The two-thousand-h.p. engines sprang into deafening life, their slip-stream forcing me backwards, as if eighty thousand horses were thundering all around. Forty small, compact single-seaters roared across the airfield, rose laboriously from the ground and drove with gathering speed towards the enemy.
That very day one of the pilots in our squadron had won his twenty-fifth victory in the air. In the evening a crowd of fellows came into our mess to celebrate in the company of their successful comrade. The Kommandeur with his staff, the Kapitäns of the neighbouring units and the
pilots of our own squadron were all there. The men of the morning had changed very much in appearance, for instead of oily flying-suits they were wearing smart white or dark-blue uniforms, white shirts and – in accordance with a special squadron custom – loosely fitting white socks. Even in the Palace of Versailles you would not have found greater correctness in social conduct than here; but in spite of this, the conversation was pretty easy.
The Welfare Officer of our squadron was there too, a reserve major who always wore uniforms of English cut. Known as “Papi”, he could easily have been the father of any one of us. He got now to telling a story about the evening a strange guest had been entertained in a small château not far from St Omer: a legendary Englishman who had already lost both his legs and who had now been shot down in combat. The brave Englishman had landed safely, but his artificial limbs had been smashed. So there was the captured enemy airman, the renowned Wing-Commander Bader from the other side, sitting in the middle of a group of German pilots – the Fighter General himself had invited him to an evening party.

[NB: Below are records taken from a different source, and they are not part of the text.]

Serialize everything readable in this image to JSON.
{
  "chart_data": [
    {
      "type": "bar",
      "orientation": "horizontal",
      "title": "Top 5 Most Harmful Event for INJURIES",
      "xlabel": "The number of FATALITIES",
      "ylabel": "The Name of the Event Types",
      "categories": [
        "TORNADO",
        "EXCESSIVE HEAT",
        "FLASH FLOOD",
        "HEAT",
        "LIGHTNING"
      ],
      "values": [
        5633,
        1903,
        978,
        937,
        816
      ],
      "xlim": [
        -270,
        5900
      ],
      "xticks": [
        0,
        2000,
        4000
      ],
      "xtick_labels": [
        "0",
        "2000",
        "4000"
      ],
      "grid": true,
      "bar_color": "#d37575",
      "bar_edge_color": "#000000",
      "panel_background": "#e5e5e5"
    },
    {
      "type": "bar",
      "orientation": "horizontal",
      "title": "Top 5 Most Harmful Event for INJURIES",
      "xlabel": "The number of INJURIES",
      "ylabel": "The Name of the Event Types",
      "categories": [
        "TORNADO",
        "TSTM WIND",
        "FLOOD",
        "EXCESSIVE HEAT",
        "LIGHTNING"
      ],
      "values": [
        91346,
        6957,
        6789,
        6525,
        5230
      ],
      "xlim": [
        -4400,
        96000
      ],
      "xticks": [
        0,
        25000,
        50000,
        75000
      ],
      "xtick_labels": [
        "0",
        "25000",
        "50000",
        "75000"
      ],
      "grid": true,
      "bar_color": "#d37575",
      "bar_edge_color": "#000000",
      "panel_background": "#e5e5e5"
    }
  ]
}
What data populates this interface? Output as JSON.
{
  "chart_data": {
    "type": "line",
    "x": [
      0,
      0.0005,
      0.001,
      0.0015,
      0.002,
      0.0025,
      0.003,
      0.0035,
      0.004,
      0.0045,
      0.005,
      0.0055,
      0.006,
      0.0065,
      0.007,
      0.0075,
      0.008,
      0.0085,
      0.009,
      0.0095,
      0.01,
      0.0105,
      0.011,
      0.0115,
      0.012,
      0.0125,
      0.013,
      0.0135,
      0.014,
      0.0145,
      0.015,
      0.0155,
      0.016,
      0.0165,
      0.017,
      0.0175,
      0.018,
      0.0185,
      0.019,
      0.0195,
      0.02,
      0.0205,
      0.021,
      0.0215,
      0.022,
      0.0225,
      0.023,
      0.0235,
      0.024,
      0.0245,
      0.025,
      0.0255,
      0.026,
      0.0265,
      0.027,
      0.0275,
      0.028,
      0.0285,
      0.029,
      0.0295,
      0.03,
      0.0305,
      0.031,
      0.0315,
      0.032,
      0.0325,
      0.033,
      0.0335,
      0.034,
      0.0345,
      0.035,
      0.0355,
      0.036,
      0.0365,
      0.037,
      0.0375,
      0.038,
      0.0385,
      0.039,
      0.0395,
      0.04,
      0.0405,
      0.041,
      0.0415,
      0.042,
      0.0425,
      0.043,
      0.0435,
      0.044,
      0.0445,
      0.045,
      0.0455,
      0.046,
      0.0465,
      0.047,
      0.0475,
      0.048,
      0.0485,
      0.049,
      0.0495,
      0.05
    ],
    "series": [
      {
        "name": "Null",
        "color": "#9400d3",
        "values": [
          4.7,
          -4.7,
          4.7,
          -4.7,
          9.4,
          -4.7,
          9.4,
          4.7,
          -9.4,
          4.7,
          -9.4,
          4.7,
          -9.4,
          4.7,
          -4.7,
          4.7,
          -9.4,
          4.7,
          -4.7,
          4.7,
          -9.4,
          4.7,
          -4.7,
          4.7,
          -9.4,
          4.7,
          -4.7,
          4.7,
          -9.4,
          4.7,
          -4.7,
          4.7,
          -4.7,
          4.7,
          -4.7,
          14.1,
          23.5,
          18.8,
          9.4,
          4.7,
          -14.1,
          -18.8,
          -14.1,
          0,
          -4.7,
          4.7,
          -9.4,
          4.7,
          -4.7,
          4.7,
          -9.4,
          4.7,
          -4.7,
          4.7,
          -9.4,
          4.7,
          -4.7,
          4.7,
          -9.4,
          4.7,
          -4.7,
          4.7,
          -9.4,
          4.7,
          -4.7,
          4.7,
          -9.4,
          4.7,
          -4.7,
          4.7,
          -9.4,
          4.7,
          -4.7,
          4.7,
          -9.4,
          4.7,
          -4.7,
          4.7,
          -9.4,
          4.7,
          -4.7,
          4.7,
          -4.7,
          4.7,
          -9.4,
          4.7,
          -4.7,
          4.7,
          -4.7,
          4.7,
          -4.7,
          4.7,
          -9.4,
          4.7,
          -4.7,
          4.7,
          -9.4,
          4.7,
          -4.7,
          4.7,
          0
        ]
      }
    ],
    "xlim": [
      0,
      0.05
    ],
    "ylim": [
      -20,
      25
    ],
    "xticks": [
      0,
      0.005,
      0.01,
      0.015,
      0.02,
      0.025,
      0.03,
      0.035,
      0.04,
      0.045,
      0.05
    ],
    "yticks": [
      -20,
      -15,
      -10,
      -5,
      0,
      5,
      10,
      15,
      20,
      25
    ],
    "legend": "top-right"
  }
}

The two of them, both experts at their craft, had sat in deep armchairs by the fireplace, their gaze fixed on the crackling embers. The atmosphere was rather oppressive, everyone appreciating the feelings of their guest, the airmen’s immobile expressions flung into relief by the light of the flaming logs. No one spoke a word. Every now and again they sipped their drinks quietly and with reserve, never forgetting the little formalities which went with it. Germans are incapable of behaving in any other way – they honoured their guest as the man who had forgotten both his legs were missing to go out and fight for his country.
The strangeness of the occasion and reflections about their shot-down opponent led every man’s thoughts the same way, suddenly to anathematise the war and that fate which throws a man into one particular society at his birth, and makes it his duty to conform to it. Why hadn’t each of them been born in England? That would have given England one more pilot. Why was the Englishman sitting by the fireplace not a German? He might perhaps have been a kommodore of our own. Hadn’t we often enough in peacetime sat down at table with those whom today it seemed our highest duty to kill? It was suddenly impossible to understand how men of the same sort, with the same feelings, desires, and needs could come to mangle one another to death.